The engine is the heart of the Perko car and as long as it is an engine built in the pre-war period or the same as a pre-war engine then it’s good to go. It’s better if your car looks like its engine could have been used in a car of the period. Things like alternators and SU carbs are OK but modern carbies just don’t look right. Remember, it’s not about beating someone else’s time but re-creating the era and having fun.
Wheels and tyres should be 16 inch and above and not modern rims. Radials are OK on cars from the late 1930s because they use 16 inch rims (such as Ford wire wheels) but don’t look right on early cars.
The body is where your creative imagination can run riot. Cars which raced at Perkolilli had everything from just a cowl and two seats to beautifully made aluminium boat-tail bodies which wouldn’t look out of place at the Indy 500. There were bodies made with wooden frames like a boat with fabric stretched over them.
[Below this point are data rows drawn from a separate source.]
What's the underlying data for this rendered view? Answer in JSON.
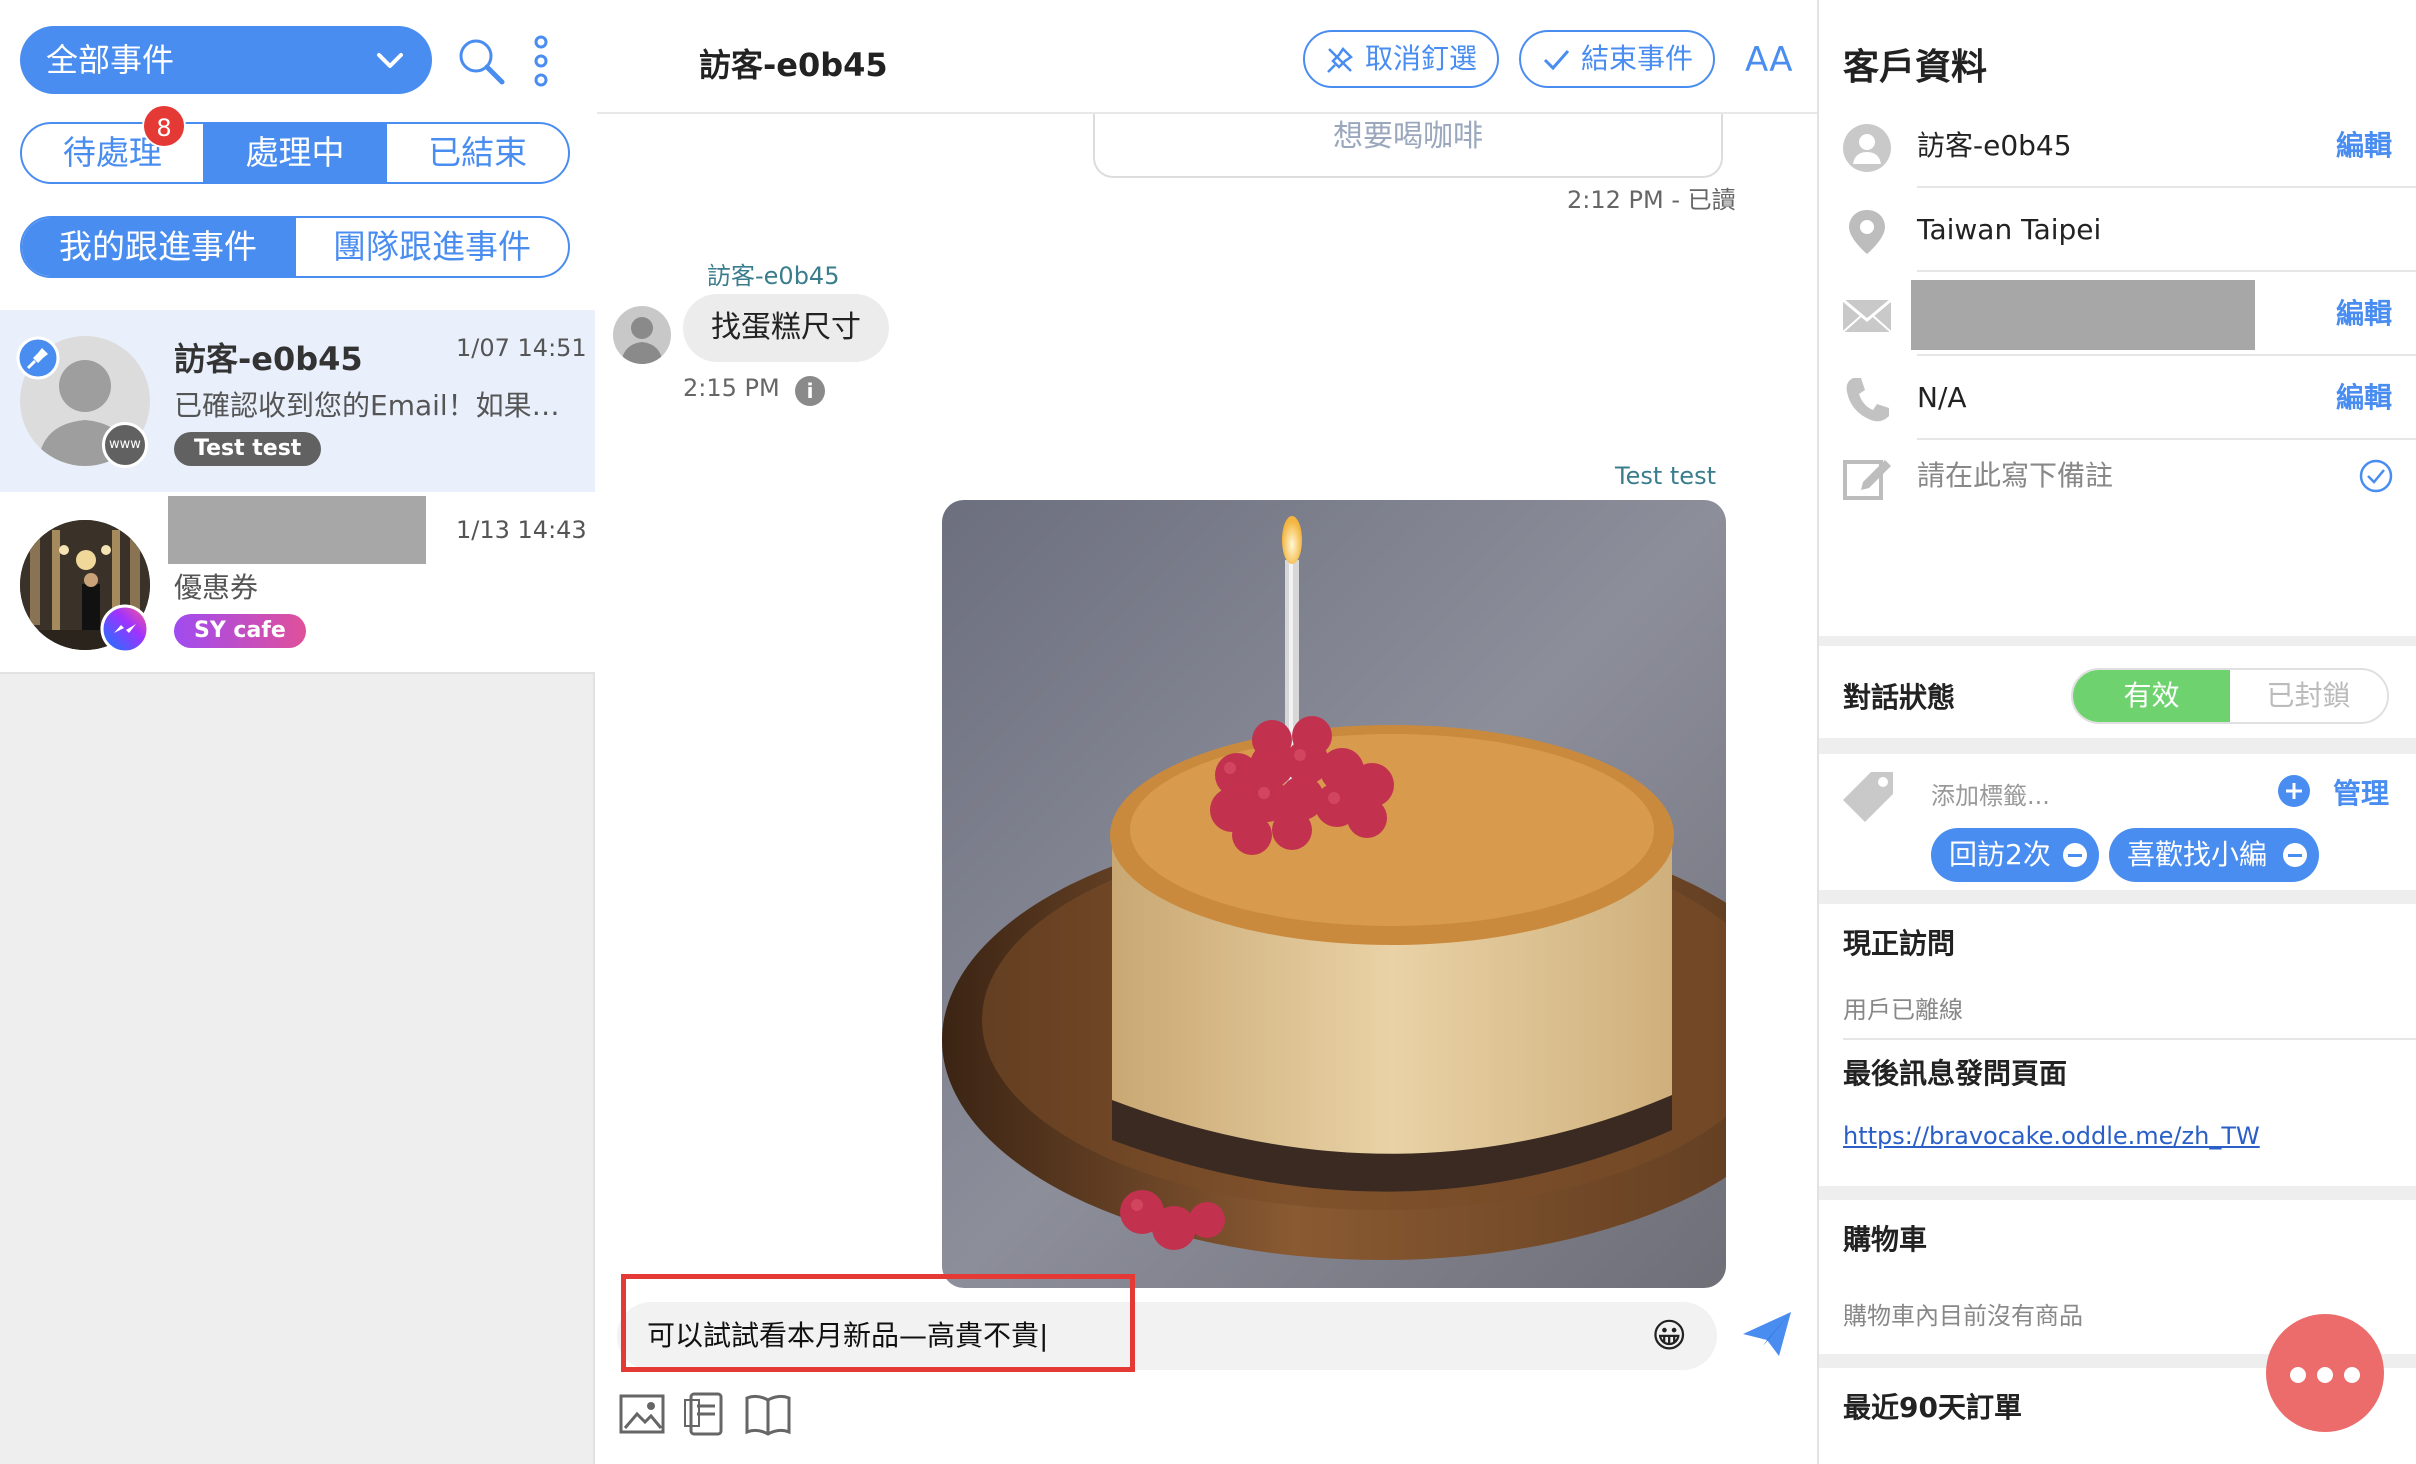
{
  "inbox": {
    "filter_label": "全部事件",
    "status_tabs": [
      {
        "label": "待處理",
        "badge": "8"
      },
      {
        "label": "處理中",
        "active": true
      },
      {
        "label": "已結束"
      }
    ],
    "follow_tabs": [
      {
        "label": "我的跟進事件",
        "active": true
      },
      {
        "label": "團隊跟進事件"
      }
    ],
    "conversations": [
      {
        "name": "訪客-e0b45",
        "time": "1/07 14:51",
        "preview": "已確認收到您的Email！如果…",
        "tag": "Test test",
        "channel": "www",
        "pinned": true
      },
      {
        "name": "",
        "time": "1/13 14:43",
        "preview": "優惠券",
        "tag": "SY cafe",
        "channel": "messenger"
      }
    ]
  },
  "chat": {
    "title": "訪客-e0b45",
    "unpin_label": "取消釘選",
    "close_label": "結束事件",
    "font_size_label": "AA",
    "messages": {
      "prev_bubble_text": "想要喝咖啡",
      "prev_status": "2:12 PM - 已讀",
      "visitor_name": "訪客-e0b45",
      "visitor_text": "找蛋糕尺寸",
      "visitor_time": "2:15 PM",
      "agent_name": "Test test"
    },
    "compose_text": "可以試試看本月新品—高貴不貴|",
    "emoji": "😀"
  },
  "profile": {
    "title": "客戶資料",
    "name": "訪客-e0b45",
    "location": "Taiwan Taipei",
    "phone": "N/A",
    "note_placeholder": "請在此寫下備註",
    "edit_label": "編輯",
    "conversation_status_label": "對話狀態",
    "status_active": "有效",
    "status_blocked": "已封鎖",
    "tag_placeholder": "添加標籤...",
    "manage_label": "管理",
    "tags": [
      "回訪2次",
      "喜歡找小編"
    ],
    "visit_title": "現正訪問",
    "visit_status": "用戶已離線",
    "last_page_title": "最後訊息發問頁面",
    "last_page_url": "https://bravocake.oddle.me/zh_TW",
    "cart_title": "購物車",
    "cart_empty": "購物車內目前沒有商品",
    "orders_title": "最近90天訂單"
  },
  "colors": {
    "accent": "#4a8df0",
    "badge": "#e53935",
    "active_green": "#6ed36f",
    "fab": "#ec6b6b"
  }
}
Many cars were roadsters or tourers stripped down for the job. The best way to choose a body is to look at lots of old motor racing photographs to get inspiration. The first patent for a pop rivet was issued in 1939 so they aren’t really in keeping with the period. If you want to keep the period look, then buy soft sold aluminium rivets and a rivet gun kit from the Eastwood company. Yes, also Phillips head screws and tek screws weren’t the go in the 1920s and 1930s so if you keep to slot headed screws you can’t go wrong and you won’t get some nitpicker pointing them out to you!
Once you get close to the Red Dust Revival it is worth talking to other competitors about their experiences at the clay pan. Perko is the great red dyno! It finds out all the niggling lit problems your car may have had which doesn’t show up when you run around the block. While oil and water catch tanks aren't required, a water overflow tank is a good idea at Perko because it can get very hot. Carburettors need two return springs for safety and the electrics need a cutout switch. The tail shaft needs to have a hoop around it so you don’t have a nasty accident if it comes off. There are a lot of different ideas for air filters. They are a necessity at Perko where the dust can be thick and gets everywhere, including into your engine. Either paper filters or oiled foam filters seem to be preferred. Roll bars aren’t required. If you need to know about something specific, ask first. The rules are made to provide cars which are as safe as practical for a pre-war car, to provide a field of cars which looks right and to have cars which don’t have modern car speed and performance. The scrutineers will knock back cars they think aren’t safe.
If you were at the last event you will have seen some modern hot rods and some fully-restored original cars running around the clay pan at the end of each day. This is fine as they are not part of the actual Revival events. These guys understand that there cars don’t comply but they want to have a run anyway. We love that attitude!
Remember, for the Red Dust Revival itself it is all about re-creating the era and having fun. See you at Perkolilli one day!